Так грезилось, так хотелось… Вот и на Украйне помышлял установить в городах добрые порядки. Выбили из них царских воевод, убрали приказных, выкликнули в правление праведных людей от посада. Но выборное правление оказалось недолгим: чем дальше народная рать уходила от украйных городов, тем все меньше оставалось в них вольностей. А вскоре и вовсе все пошло по-старому, вновь власть ухватили богатеи, вновь в судах и приказах засели дьяки и приказные, вновь пошла жизнь неправедная. Отчего так, с болью в сердце недоумевал Иван Исаевич, почему трудник не смог удержаться у власти и опять-таки угодил в паучьи руки богатеев. Отчего? Мучился в догадках.

За оконцем послышался чей-то молодой, задорный выкрик:

— Степка! Проворь в хоромы. Царевич кличет!

Голос, как у моего Никитки, подумалось Болотникову и на сердце навалилась тоска, да такая, хоть волком вой. И трех дней с сыном не побыл. Юшка Беззубцев со своими людьми где только не искал Никитку, но того и след простыл.

«Тут без вражьей руки не обошлось», — молвил Юшка.

Вражья рука!

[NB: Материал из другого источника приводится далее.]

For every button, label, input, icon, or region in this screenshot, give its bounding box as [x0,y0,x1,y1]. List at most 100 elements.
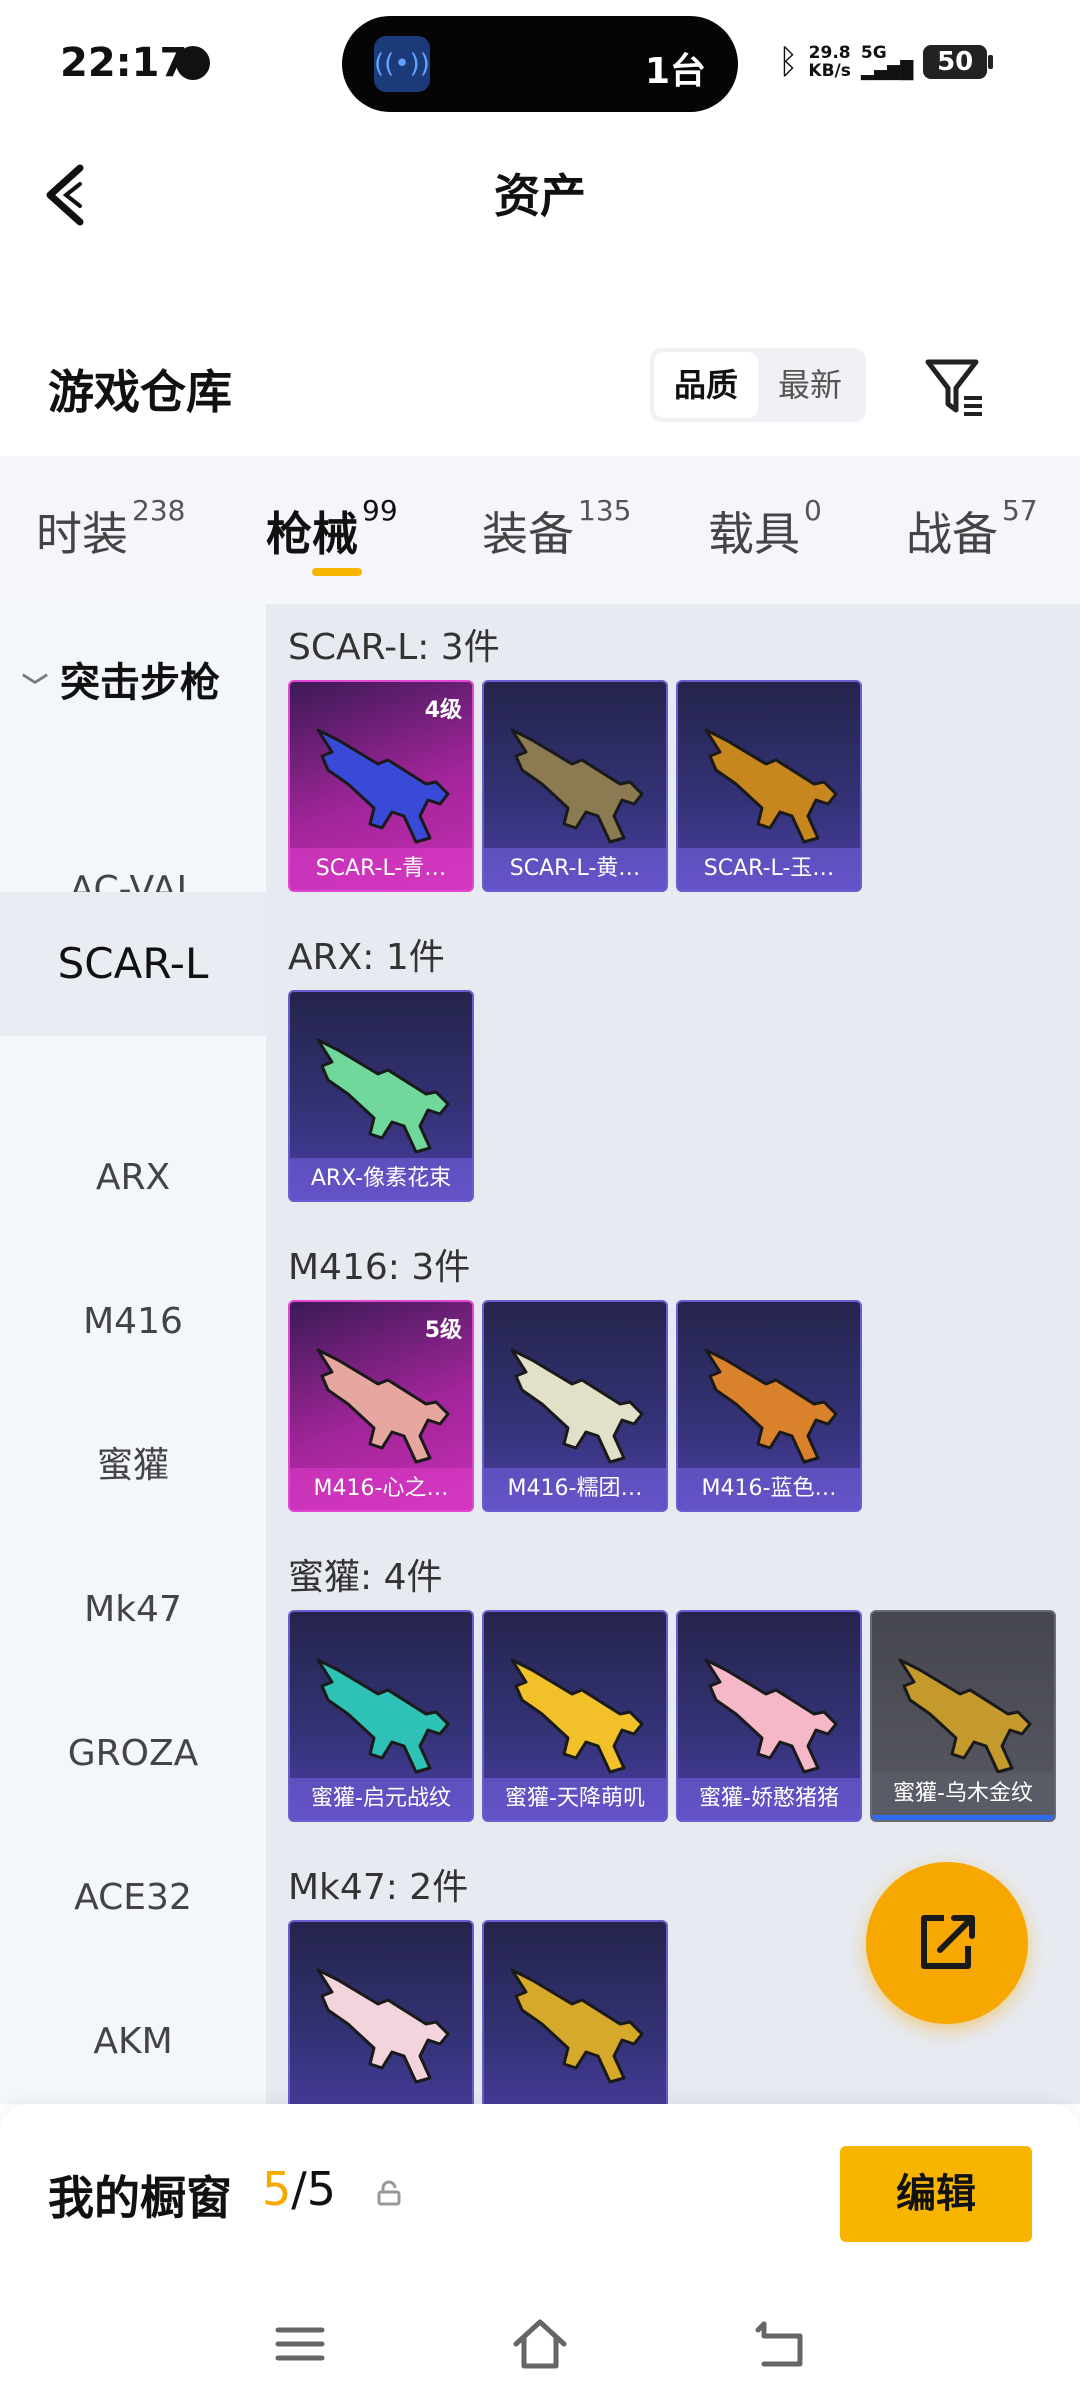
tab-label: 枪械 [266,507,358,561]
sort-newest[interactable]: 最新 [758,352,862,418]
rifle-icon [510,728,644,844]
skin-card[interactable]: 5级 M416-心之… [288,1300,474,1512]
skin-card[interactable]: 蜜獾-娇憨猪猪 [676,1610,862,1822]
tab-vehicles[interactable]: 载具 0 [708,494,822,564]
section-label: Mk47: 2件 [288,1867,469,1908]
section-label: SCAR-L: 3件 [288,627,500,668]
showcase-bar: 我的橱窗 5/5 编辑 [0,2104,1080,2284]
edit-button[interactable]: 编辑 [840,2146,1032,2242]
sidebar-item[interactable]: ACE32 [0,1826,266,1970]
status-bar: 22:17 ((•)) 1台 ᛒ 29.8 KB/s 5G ▂▄▆█ 50 [0,0,1080,130]
tab-guns[interactable]: 枪械 99 [266,494,398,564]
skin-card[interactable]: M416-糯团… [482,1300,668,1512]
section-label: M416: 3件 [288,1247,471,1288]
showcase-current: 5 [262,2162,292,2216]
sidebar-item[interactable]: AKM [0,1970,266,2114]
globe-icon [176,46,210,80]
rifle-icon [898,1658,1032,1774]
showcase-label: 我的橱窗 [48,2171,232,2225]
sidebar-item[interactable]: GROZA [0,1682,266,1826]
skin-card[interactable] [482,1920,668,2132]
rifle-icon [316,1658,450,1774]
active-tab-indicator [312,568,362,576]
skin-card[interactable]: 蜜獾-启元战纹 [288,1610,474,1822]
net-speed-value: 29.8 [808,43,851,63]
category-label: 突击步枪 [60,660,221,706]
rifle-icon [316,728,450,844]
skin-name: M416-糯团… [484,1468,666,1510]
section-label: 蜜獾: 4件 [288,1557,443,1598]
rifle-icon [510,1968,644,2084]
skin-name: 蜜獾-天降萌叽 [484,1778,666,1820]
filter-button[interactable] [920,352,990,422]
net-speed-unit: KB/s [808,61,851,81]
tab-count: 57 [1002,494,1038,527]
warehouse-title: 游戏仓库 [48,365,232,419]
skin-card[interactable]: ARX-像素花束 [288,990,474,1202]
skin-card[interactable]: 4级 SCAR-L-青… [288,680,474,892]
network-type: 5G [860,43,887,63]
tab-label: 战备 [906,507,998,561]
sidebar-item[interactable]: M416 [0,1250,266,1394]
tab-label: 载具 [708,507,800,561]
rifle-icon [316,1348,450,1464]
section-label: ARX: 1件 [288,937,445,978]
skin-card[interactable]: SCAR-L-黄… [482,680,668,892]
tab-fashion[interactable]: 时装 238 [36,494,185,564]
island-text: 1台 [644,51,706,92]
skin-card[interactable]: 蜜獾-天降萌叽 [482,1610,668,1822]
signal-icon: 5G ▂▄▆█ [860,43,914,81]
sidebar-item[interactable]: Mk47 [0,1538,266,1682]
skin-name: M416-心之… [290,1468,472,1510]
sort-quality[interactable]: 品质 [654,352,758,418]
weapon-sidebar: ﹀ 突击步枪 AC-VAL SCAR-L ARX M416 蜜獾 Mk47 GRO… [0,604,266,2104]
level-badge: 5级 [424,1318,462,1343]
system-nav-bar [0,2284,1080,2400]
filter-icon [925,359,982,416]
skin-name: SCAR-L-黄… [484,848,666,890]
sort-toggle: 品质 最新 [650,348,866,422]
share-button[interactable] [866,1862,1028,2024]
showcase-count: 5/5 [262,2162,336,2216]
app-root: 22:17 ((•)) 1台 ᛒ 29.8 KB/s 5G ▂▄▆█ 50 资产… [0,0,1080,2400]
skin-card[interactable]: 蜜獾-乌木金纹 [870,1610,1056,1822]
rifle-icon [510,1348,644,1464]
chevron-down-icon: ﹀ [22,673,49,703]
tab-supplies[interactable]: 战备 57 [906,494,1038,564]
sidebar-item[interactable]: ARX [0,1106,266,1250]
broadcast-icon: ((•)) [374,36,430,92]
lock-icon [377,2180,401,2206]
sidebar-item[interactable]: 蜜獾 [0,1394,266,1538]
bluetooth-icon: ᛒ [778,42,799,82]
tab-label: 时装 [36,507,128,561]
skin-card[interactable]: SCAR-L-玉… [676,680,862,892]
status-icons: ᛒ 29.8 KB/s 5G ▂▄▆█ 50 [778,42,994,82]
skin-name: SCAR-L-玉… [678,848,860,890]
battery-icon: 50 [923,45,994,79]
share-icon [921,1915,975,1969]
page-title: 资产 [494,169,586,223]
tab-count: 238 [132,494,186,527]
rifle-icon [510,1658,644,1774]
tab-count: 0 [804,494,822,527]
skin-name: SCAR-L-青… [290,848,472,890]
rifle-icon [704,1658,838,1774]
tab-count: 99 [362,494,398,527]
showcase-total: 5 [306,2162,337,2216]
skin-card[interactable] [288,1920,474,2132]
home-icon[interactable] [510,2314,570,2374]
menu-icon[interactable] [270,2314,330,2374]
rifle-icon [316,1968,450,2084]
rifle-icon [704,1348,838,1464]
tab-equipment[interactable]: 装备 135 [482,494,631,564]
rifle-icon [316,1038,450,1154]
clock: 22:17 [60,40,188,86]
dynamic-island[interactable]: ((•)) 1台 [342,16,738,112]
category-header[interactable]: ﹀ 突击步枪 [22,650,220,708]
sidebar-item-selected[interactable]: SCAR-L [0,892,266,1036]
back-nav-icon[interactable] [750,2314,810,2374]
skin-card[interactable]: M416-蓝色… [676,1300,862,1512]
skin-name: M416-蓝色… [678,1468,860,1510]
skin-name: 蜜獾-娇憨猪猪 [678,1778,860,1820]
category-tabs: 时装 238 枪械 99 装备 135 载具 0 战备 57 [0,456,1080,604]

Она всюду: в крепостях, полках, обозах и даже среди самых ближних, проверенных людей. Недавно пришлось казнить личного повара; казалось бы нет надежней человека, но и тот позарился на деньги Василия Шуйского, пообещав его лазутчикам влить в чарку отравного зелья. Быть бы на том свете, да бог уберег. Один из лазутчиков пришел в шатер и сказал: «Не хочу твоей погибели, Иван Исаевич. Завтра ты должен пасть от руки своего повара». Повара распяли на башне.

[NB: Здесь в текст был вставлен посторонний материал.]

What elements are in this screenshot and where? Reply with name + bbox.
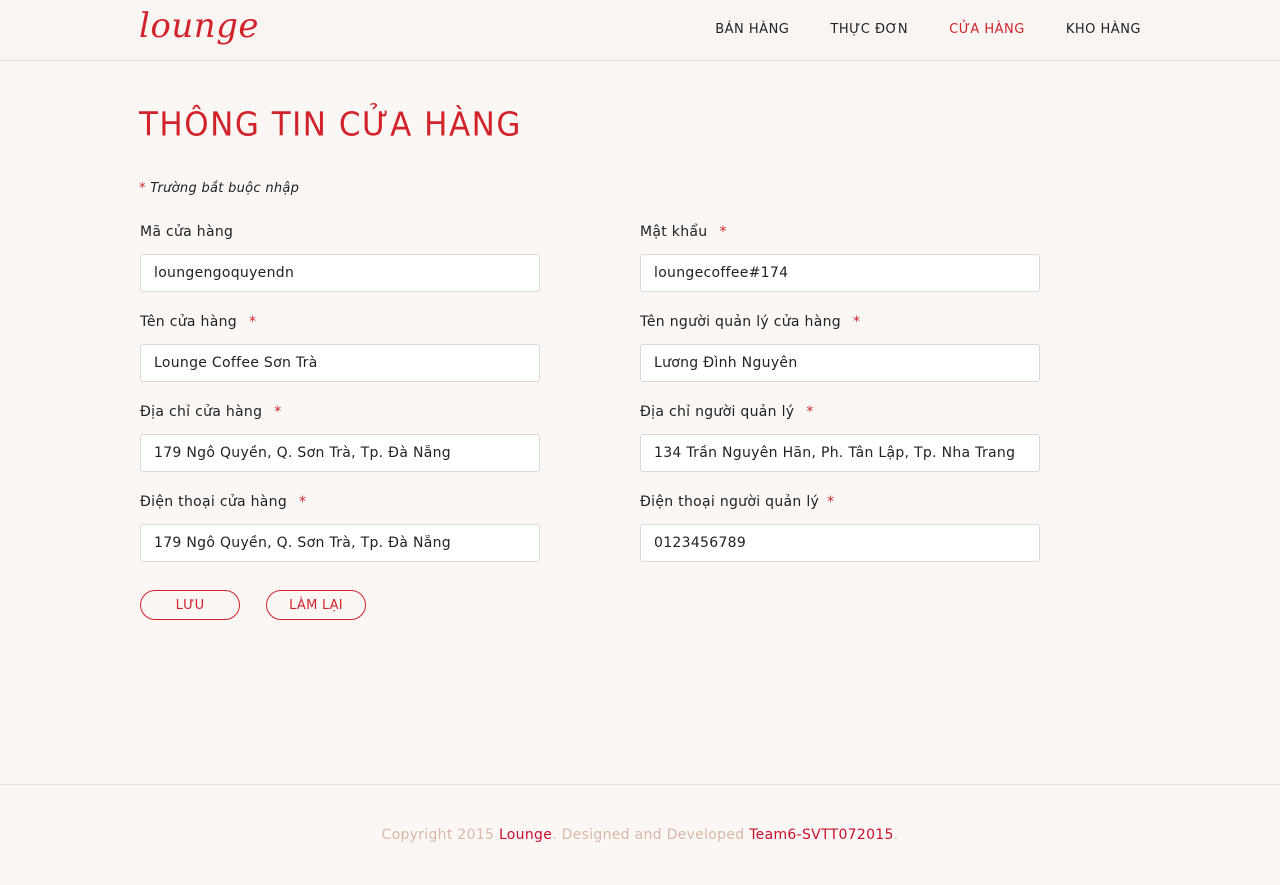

А сколь уже раз нависала над Болотниковым коварная вражья рука! Сколь раз хотели его пырнуть ножом, поразить стрелой… Вражья рука! Она унесла самых верных и стойких содругов — Матвея Аничкина и Мирона Нагибу, Григория Солому и Федора Берсеня. (Солома и Берсень сложили головы под Можайском.) А жив ли Васюта Шестак? Последнюю весть о нем услышал пять недель назад. Отряд Шестака громил барские поместья в Смоленских землях. Громи, Васюта, и живи, живи, друже любый!

В покои вошел Юшка Беззубцев.

— В застенке старца-преступника Ивана Небника обнаружили. Чудной какой-то. Тебя кличет, Иван Исаевич.

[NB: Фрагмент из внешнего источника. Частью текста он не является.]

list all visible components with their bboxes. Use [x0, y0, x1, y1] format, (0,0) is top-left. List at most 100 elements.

— Меня?.. Старец? — рассеянно переспросил Иван Исаевич.

— Десять лет просидел в темнице и выбираться не хочет.

— Тать?

— Диковинное о старце сказывают. Будто помышлял в молодости птицей на небо взлететь. Слышал небось о холопе Никите, что при Иване Грозном на крыльях в Александровой слободе летал? Так сей человек, сказывают, помогал Никите крылья ладить. Никиту царь казнил, а Ивана Небника в подземок отправил.

— Люто же царь обошелся… Охота мне глянуть на Ивана Небника.

В подземелье повеяло холодом и сыростью. При свете факелов разглядели узника, лежащего на охапке пожухлой соломы. Он дряхл и невесом. Живой скелет. Раскованный, (подле лежат колодки и ржавые цепи.) Серебряная клочкастая борода до пояса.

— Ты хотел видеть Большого воеводу. Он перед тобой, старче, — молвил Юшка.

Глубоко запавшие глаза узника ожили.

— Ужель и впрямь Иван Исаевич? — голос глухой, замогильный, заплесневелый. — А ну подсядь ко мне ближе. Хочу в лицо твое глянуть… Посветите, молодшие.

Болотников подсел. Огромные глаза узника — одни они только и остались — неподвижно, изучающе вперились в глаза Ивана Исаевича, и этот пронзительный взгляд был настолько долгим, что даже Юшка не выдержал.

— Аль сомневаешься, старче?

— Нет, молодший, — слабо качнулся Иван Небник и высохшей узловатой рукой провел по лицу Болотникова. — Выходит правду о тебе в народе сказывают. Теперь сам зрю. Чую, велик ты силой и духом, Иван Исаевич. Спасибо, что за простой люд бьешься и за него же безмерно страдаешь. Вельми тяжек твой крест, но тебя не подмять никакой силе. Погибать станешь, через лютые казни пройдешь, но народу будешь до конца верен. Стоек ты, Иван Исаевич. Ведай же: имя твое будет века жить.